SpaceX Falcon 9 to Attemp Rocket Landing This Sunday

Commenter skyhawk had this to say about the challenges:

the biggest problem with the boosters landing is that they can only throttle down the engine to 70% which still creates about 1.5 G’s of acceleration so they have to do a suicide burn to try to land it which doesn’t give much time to fix errors. install deploy-able flame buckets to redirect some of the thrust so it only produces .9 G’s, that way they can throttle from 1.5 to .9 without changing engine settings. boom, now you have the time you need to get rid of excess lateral velocity.

Commenter AC had this to say about the math involved:

That 24.5 tonnes cited for A5 is for a 63 degree orbit, while the 23.5 tonnes for the D4H is to 90 degrees.

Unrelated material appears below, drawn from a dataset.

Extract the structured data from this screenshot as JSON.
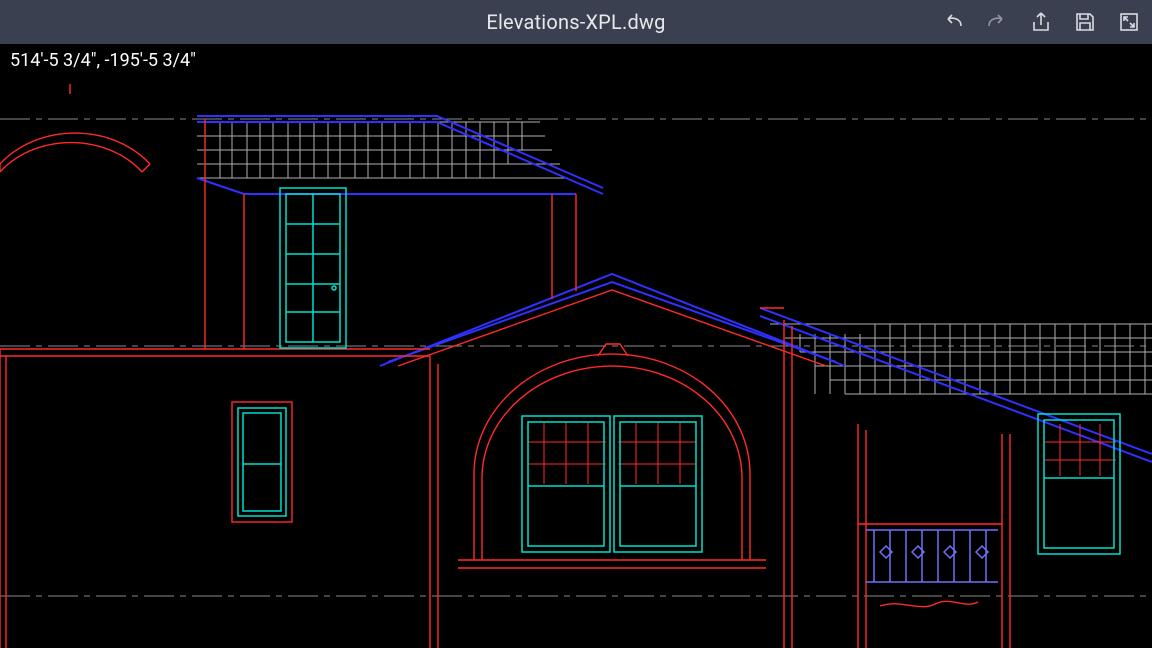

Given an approx 80 kg/degree payload penalty for D4H, the D4H payload to 63 degrees will be about 3 tonnes less than to 28.6 degrees, or ~25.5 tonnes, one tonne more than A5. Comparing GTO performance from CSG isn’t meaningful since neither will launch from there, but you can get equivalent payload to 1500 m/s GTO – about 7.5 tonnes for A5 with LH2 upper stage, 10 tonnes for D4H.

Basically this is what SpaceX wants to happen:

The main goal is to send Dragon safely on its way to the space station.  SpaceX holds a $1.6 billion NASA contract to fly at least 12 unmanned cargo missions to the space station.